"It is the height of journalistic irresponsibility to make public these deeply flawed judgments about a teacher's effectiveness," said a statement issued by United Teachers Los Angeles.There has been plenty of other public discourse on the subject. A piece from the Washington Post entitled "Study blasts popular teacher evaluation method" calls attention to a study on the usefulness of so-called value-added measurement, which has been used to assess teacher performance, for example. Policy makers seem to like this idea, probably because it makes their job easier. The CLA is a college-level assessment that advertises value-added reports, although of institutions not individual teachers. Note that this study is from the Economic Policy Institute, which (according to Wikipedia) has significant funding from unions. I don't know this, but I would assume their bias (if any) would be against public rankings of teachers, no matter what methodology.
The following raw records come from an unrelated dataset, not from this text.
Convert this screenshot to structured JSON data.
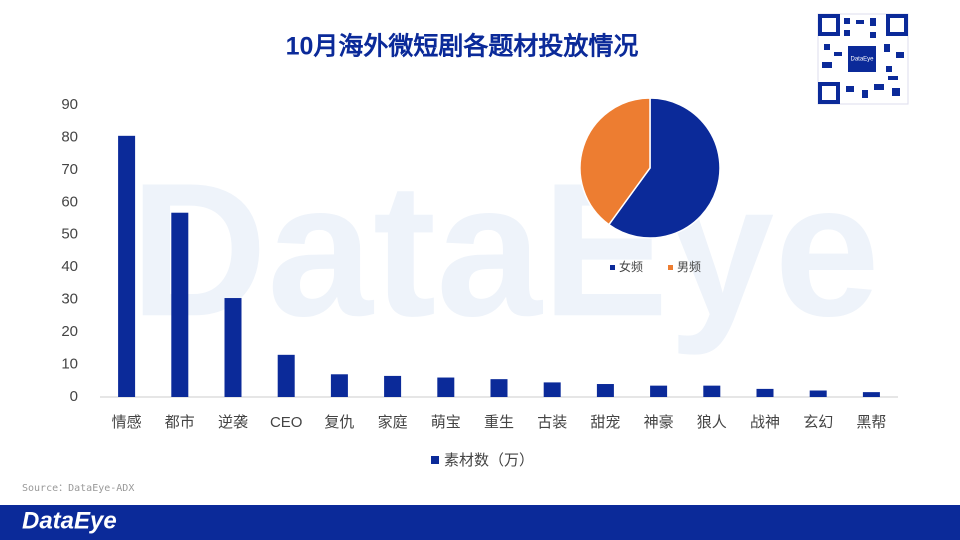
{
  "title": "10月海外微短剧各题材投放情况",
  "watermark": "DataEye",
  "qr_label": "DataEye",
  "source": "Source：DataEye-ADX",
  "footer_logo": "DataEye",
  "chart_data": [
    {
      "type": "bar",
      "categories": [
        "情感",
        "都市",
        "逆袭",
        "CEO",
        "复仇",
        "家庭",
        "萌宝",
        "重生",
        "古装",
        "甜宠",
        "神豪",
        "狼人",
        "战神",
        "玄幻",
        "黑帮"
      ],
      "series": [
        {
          "name": "素材数（万）",
          "color": "#0b2a99",
          "values": [
            80.5,
            56.8,
            30.5,
            13,
            7,
            6.5,
            6,
            5.5,
            4.5,
            4,
            3.5,
            3.5,
            2.5,
            2,
            1.5
          ]
        }
      ],
      "ylim": [
        0,
        90
      ],
      "yticks": [
        0,
        10,
        20,
        30,
        40,
        50,
        60,
        70,
        80,
        90
      ],
      "grid": false,
      "legend": "bottom"
    },
    {
      "type": "pie",
      "categories": [
        "女频",
        "男频"
      ],
      "values": [
        60,
        40
      ],
      "colors": [
        "#0b2a99",
        "#ed7d31"
      ],
      "legend": "bottom"
    }
  ]
}
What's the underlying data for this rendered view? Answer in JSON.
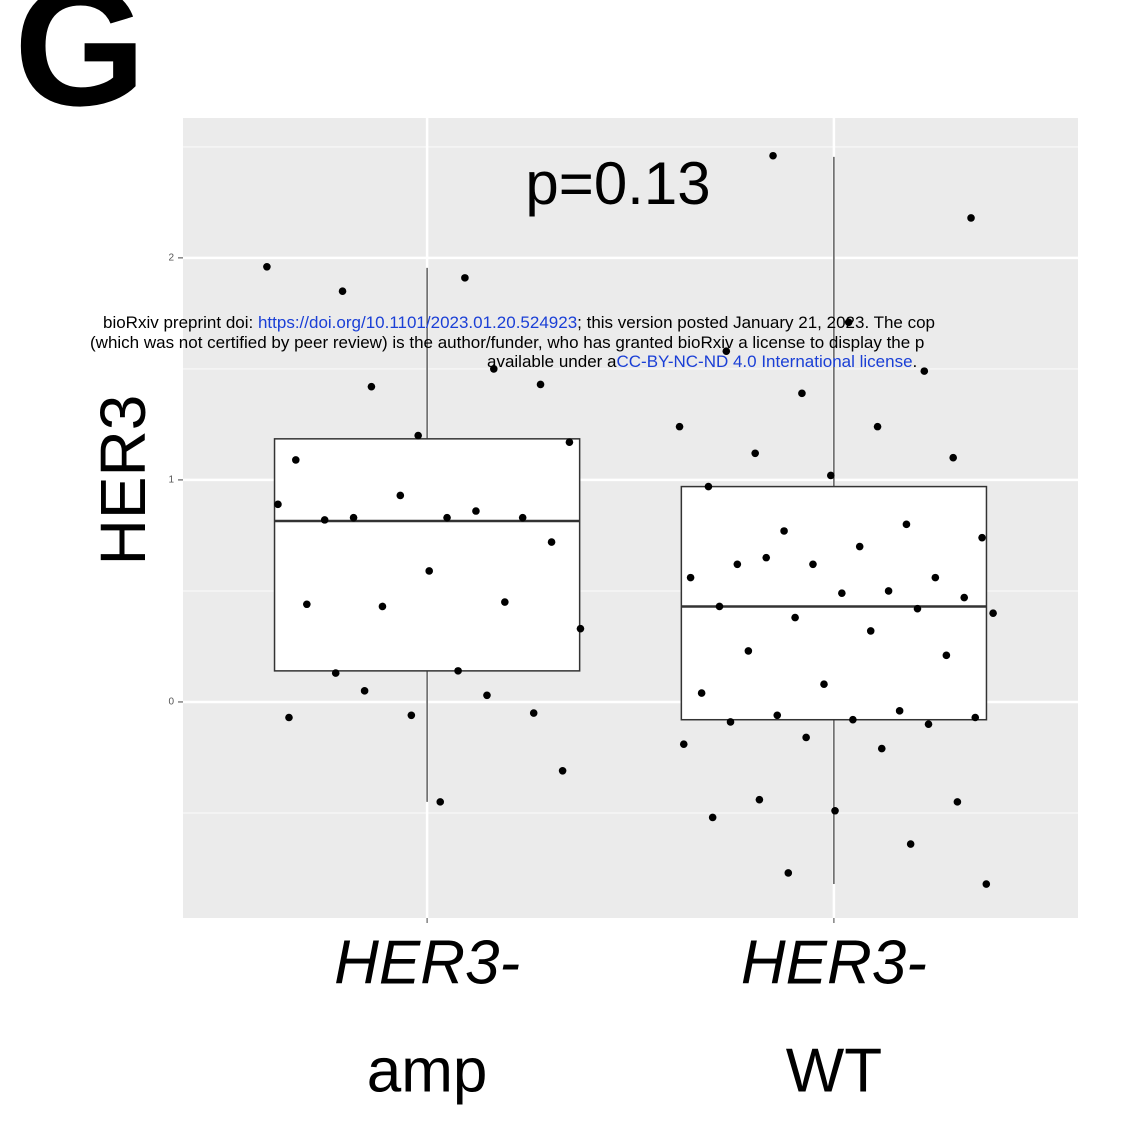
{
  "panel_label": "G",
  "chart_data": {
    "type": "box",
    "title": "p=0.13",
    "y_label": "HER3",
    "categories": [
      [
        "HER3-",
        "amp"
      ],
      [
        "HER3-",
        "WT"
      ]
    ],
    "boxes": [
      {
        "whisker_low": -0.45,
        "q1": 0.14,
        "median": 0.815,
        "q3": 1.185,
        "whisker_high": 1.955
      },
      {
        "whisker_low": -0.82,
        "q1": -0.08,
        "median": 0.43,
        "q3": 0.97,
        "whisker_high": 2.455
      }
    ],
    "points": [
      [
        1.96,
        1.91,
        1.85,
        1.43,
        1.2,
        1.09,
        1.5,
        1.42,
        1.17,
        0.83,
        0.82,
        0.83,
        0.93,
        0.89,
        0.86,
        0.83,
        0.72,
        0.59,
        0.44,
        0.45,
        0.43,
        0.33,
        0.14,
        0.13,
        -0.05,
        -0.06,
        -0.07,
        0.03,
        0.05,
        -0.31,
        -0.45
      ],
      [
        2.46,
        2.18,
        1.71,
        1.58,
        1.49,
        1.39,
        1.24,
        1.24,
        1.12,
        1.1,
        1.02,
        0.97,
        0.8,
        0.77,
        0.74,
        0.7,
        0.62,
        0.56,
        0.62,
        0.56,
        0.5,
        0.65,
        0.47,
        0.49,
        0.43,
        0.42,
        0.38,
        0.4,
        0.32,
        0.23,
        0.21,
        0.08,
        0.04,
        -0.04,
        -0.06,
        -0.07,
        -0.08,
        -0.09,
        -0.1,
        -0.16,
        -0.19,
        -0.21,
        -0.44,
        -0.45,
        -0.49,
        -0.52,
        -0.64,
        -0.77,
        -0.82
      ]
    ],
    "ylim": [
      -0.973,
      2.63
    ],
    "yticks": [
      0,
      1,
      2
    ],
    "minor_grid": [
      -0.5,
      0.5,
      1.5,
      2.5
    ],
    "grid": true,
    "box_color": "#ffffff",
    "point_color": "#000000",
    "panel_color": "#ebebeb"
  },
  "watermark": {
    "line1": {
      "before": "bioRxiv preprint doi: ",
      "link": "https://doi.org/10.1101/2023.01.20.524923",
      "after": "; this version posted January 21, 2023. The cop"
    },
    "line2": "(which was not certified by peer review) is the author/funder, who has granted bioRxiv a license to display the p",
    "line3": {
      "before": "available under a",
      "link": "CC-BY-NC-ND 4.0 International license",
      "after": "."
    }
  }
}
An excerpt from the article:
One study found that across five large urban districts, among teachers who were ranked in the top 20 percent of effectiveness in the first year, fewer than a third were in that top group the next year, and another third moved all the way down to the bottom 40 percent. Another found that teachers’ effectiveness ratings in one year could only predict from 4 percent to 16 percent of the variation in such ratings in the following year. Thus, a teacher who appears to be very ineffective in one year might have a dramatically different result the following year.In other words, the assessments aren't reliable. If this is the case, it's damning. I recently did something similar with course evaluations for our university. You can see some results here. These aren't very reliable either.
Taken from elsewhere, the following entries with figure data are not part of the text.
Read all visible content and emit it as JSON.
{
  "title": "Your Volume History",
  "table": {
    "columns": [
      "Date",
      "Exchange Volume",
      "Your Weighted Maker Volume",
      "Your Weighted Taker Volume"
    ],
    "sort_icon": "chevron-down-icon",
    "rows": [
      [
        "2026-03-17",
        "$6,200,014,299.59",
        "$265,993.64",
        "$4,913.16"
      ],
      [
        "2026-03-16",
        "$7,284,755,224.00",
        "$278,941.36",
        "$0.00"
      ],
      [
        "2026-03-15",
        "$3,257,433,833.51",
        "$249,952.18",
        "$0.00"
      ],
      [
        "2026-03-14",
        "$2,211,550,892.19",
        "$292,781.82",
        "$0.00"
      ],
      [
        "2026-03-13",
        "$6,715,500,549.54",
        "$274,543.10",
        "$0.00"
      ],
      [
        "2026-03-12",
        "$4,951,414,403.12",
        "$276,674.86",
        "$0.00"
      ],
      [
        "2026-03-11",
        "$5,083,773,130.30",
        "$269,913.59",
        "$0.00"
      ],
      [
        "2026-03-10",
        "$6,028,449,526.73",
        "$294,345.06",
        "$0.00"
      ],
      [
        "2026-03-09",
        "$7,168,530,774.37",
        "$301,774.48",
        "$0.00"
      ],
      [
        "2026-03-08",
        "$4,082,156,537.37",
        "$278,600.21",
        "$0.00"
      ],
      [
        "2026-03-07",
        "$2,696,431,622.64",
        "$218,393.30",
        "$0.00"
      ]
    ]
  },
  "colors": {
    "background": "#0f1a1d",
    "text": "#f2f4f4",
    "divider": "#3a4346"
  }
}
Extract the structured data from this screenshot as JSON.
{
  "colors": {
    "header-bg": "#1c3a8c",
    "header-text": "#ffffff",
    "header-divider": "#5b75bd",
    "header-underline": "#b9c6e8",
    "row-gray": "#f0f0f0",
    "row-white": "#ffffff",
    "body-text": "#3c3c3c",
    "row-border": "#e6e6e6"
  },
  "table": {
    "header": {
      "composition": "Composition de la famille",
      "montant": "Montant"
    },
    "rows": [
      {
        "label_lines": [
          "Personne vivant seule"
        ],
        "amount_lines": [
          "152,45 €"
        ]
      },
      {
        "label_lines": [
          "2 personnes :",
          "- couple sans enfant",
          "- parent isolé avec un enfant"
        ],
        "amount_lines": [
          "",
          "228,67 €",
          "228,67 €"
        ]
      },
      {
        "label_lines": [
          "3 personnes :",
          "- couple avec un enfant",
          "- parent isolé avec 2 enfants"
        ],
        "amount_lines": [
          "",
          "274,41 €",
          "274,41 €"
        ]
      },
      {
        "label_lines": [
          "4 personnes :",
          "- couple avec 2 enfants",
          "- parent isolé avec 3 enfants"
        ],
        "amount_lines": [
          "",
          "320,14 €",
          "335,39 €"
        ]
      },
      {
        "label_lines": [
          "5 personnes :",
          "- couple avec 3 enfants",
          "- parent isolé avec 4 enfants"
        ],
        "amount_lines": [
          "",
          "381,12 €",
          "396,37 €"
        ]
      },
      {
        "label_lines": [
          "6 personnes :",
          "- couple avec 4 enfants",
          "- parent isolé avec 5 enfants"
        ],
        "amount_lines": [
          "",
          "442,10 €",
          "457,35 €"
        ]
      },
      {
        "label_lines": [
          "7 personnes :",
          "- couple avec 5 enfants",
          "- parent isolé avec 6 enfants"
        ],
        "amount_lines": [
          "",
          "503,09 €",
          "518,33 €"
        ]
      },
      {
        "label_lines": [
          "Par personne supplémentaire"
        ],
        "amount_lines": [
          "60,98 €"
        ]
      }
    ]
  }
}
It occurs to me that it should be easy to empirically test the limits of reliability of value-added by simulating student and teacher abilities, and the approximations and error induced by a standardized test.
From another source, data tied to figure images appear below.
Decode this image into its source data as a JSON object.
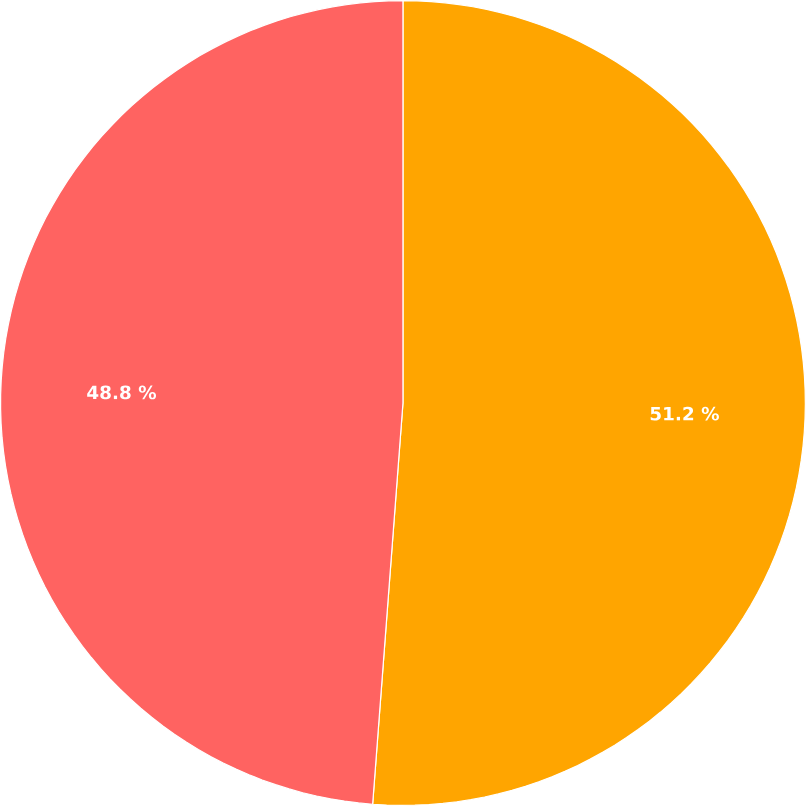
{
  "chart_data": {
    "type": "pie",
    "categories": [
      null,
      null
    ],
    "values": [
      51.2,
      48.8
    ],
    "colors": [
      "#ffa500",
      "#ff6361"
    ],
    "value_labels": [
      "51.2 %",
      "48.8 %"
    ]
  }
}
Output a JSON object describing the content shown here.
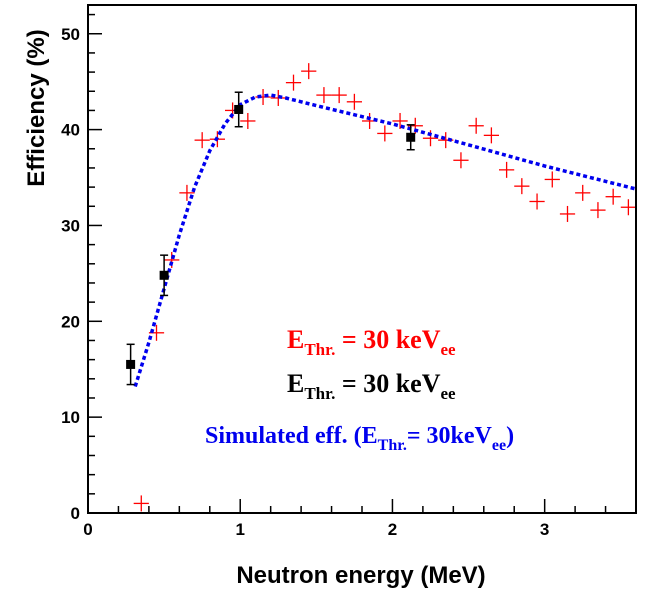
{
  "chart_data": {
    "type": "scatter",
    "xlabel": "Neutron energy (MeV)",
    "ylabel": "Efficiency (%)",
    "xlim": [
      0,
      3.6
    ],
    "ylim": [
      0,
      53
    ],
    "x_ticks": [
      "0",
      "1",
      "2",
      "3"
    ],
    "y_ticks": [
      "0",
      "10",
      "20",
      "30",
      "40",
      "50"
    ],
    "grid": false,
    "legend_position": "lower-right",
    "series": [
      {
        "legend": {
          "main": "E",
          "sub": "Thr.",
          "mid": " = 30 keV",
          "sub2": "ee"
        },
        "marker": "cross",
        "color": "#ff0000",
        "points": [
          {
            "x": 0.35,
            "y": 1.0
          },
          {
            "x": 0.45,
            "y": 18.8
          },
          {
            "x": 0.55,
            "y": 26.4
          },
          {
            "x": 0.65,
            "y": 33.4
          },
          {
            "x": 0.75,
            "y": 38.9
          },
          {
            "x": 0.85,
            "y": 39.0
          },
          {
            "x": 0.95,
            "y": 42.0
          },
          {
            "x": 1.05,
            "y": 40.9
          },
          {
            "x": 1.15,
            "y": 43.4
          },
          {
            "x": 1.25,
            "y": 43.3
          },
          {
            "x": 1.35,
            "y": 44.9
          },
          {
            "x": 1.45,
            "y": 46.1
          },
          {
            "x": 1.55,
            "y": 43.6
          },
          {
            "x": 1.65,
            "y": 43.6
          },
          {
            "x": 1.75,
            "y": 42.9
          },
          {
            "x": 1.85,
            "y": 40.9
          },
          {
            "x": 1.95,
            "y": 39.6
          },
          {
            "x": 2.05,
            "y": 40.9
          },
          {
            "x": 2.15,
            "y": 40.4
          },
          {
            "x": 2.25,
            "y": 39.1
          },
          {
            "x": 2.35,
            "y": 38.9
          },
          {
            "x": 2.45,
            "y": 36.8
          },
          {
            "x": 2.55,
            "y": 40.4
          },
          {
            "x": 2.65,
            "y": 39.4
          },
          {
            "x": 2.75,
            "y": 35.8
          },
          {
            "x": 2.85,
            "y": 34.1
          },
          {
            "x": 2.95,
            "y": 32.5
          },
          {
            "x": 3.05,
            "y": 34.8
          },
          {
            "x": 3.15,
            "y": 31.2
          },
          {
            "x": 3.25,
            "y": 33.4
          },
          {
            "x": 3.35,
            "y": 31.6
          },
          {
            "x": 3.45,
            "y": 33.0
          },
          {
            "x": 3.55,
            "y": 31.9
          }
        ]
      },
      {
        "legend": {
          "main": "E",
          "sub": "Thr.",
          "mid": " = 30 keV",
          "sub2": "ee"
        },
        "marker": "square-errorbar",
        "color": "#000000",
        "points": [
          {
            "x": 0.28,
            "y": 15.5,
            "err": 2.1
          },
          {
            "x": 0.5,
            "y": 24.8,
            "err": 2.1
          },
          {
            "x": 0.99,
            "y": 42.1,
            "err": 1.8
          },
          {
            "x": 2.12,
            "y": 39.2,
            "err": 1.3
          }
        ]
      },
      {
        "legend": {
          "main": "Simulated eff. (E",
          "sub": "Thr.",
          "mid": "= 30keV",
          "sub2": "ee",
          "end": ")"
        },
        "marker": "dashed-line",
        "color": "#0000ee",
        "points": [
          {
            "x": 0.31,
            "y": 13.2
          },
          {
            "x": 0.4,
            "y": 17.8
          },
          {
            "x": 0.5,
            "y": 23.4
          },
          {
            "x": 0.6,
            "y": 29.0
          },
          {
            "x": 0.7,
            "y": 34.0
          },
          {
            "x": 0.8,
            "y": 37.8
          },
          {
            "x": 0.9,
            "y": 40.6
          },
          {
            "x": 1.0,
            "y": 42.6
          },
          {
            "x": 1.1,
            "y": 43.4
          },
          {
            "x": 1.2,
            "y": 43.6
          },
          {
            "x": 1.3,
            "y": 43.3
          },
          {
            "x": 1.5,
            "y": 42.5
          },
          {
            "x": 2.0,
            "y": 40.6
          },
          {
            "x": 2.5,
            "y": 38.4
          },
          {
            "x": 3.0,
            "y": 36.2
          },
          {
            "x": 3.6,
            "y": 33.8
          }
        ]
      }
    ]
  }
}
In the assessment community of higher ed, one weather vane is the Assessment UPdate, Trudy Banta's publication at IUPUI. It doesn't seem to be available on the web, but in the last few years there have been articles critical of the statistics behind the CLA's value-added methodology. It's interesting that the Washington Post article says that:
And RAND Corporation researchers reported that,
"The estimates from VAM modeling of achievement will often be too imprecise to support some of the desired inferences...."
"The research base is currently insufficient to support the use of VAM for high-stakes decisions about individual teachers or schools."As I recall, CLA was created by RAND, so it seems odd that they would undermine the whole premise. There's a riddle to be solved.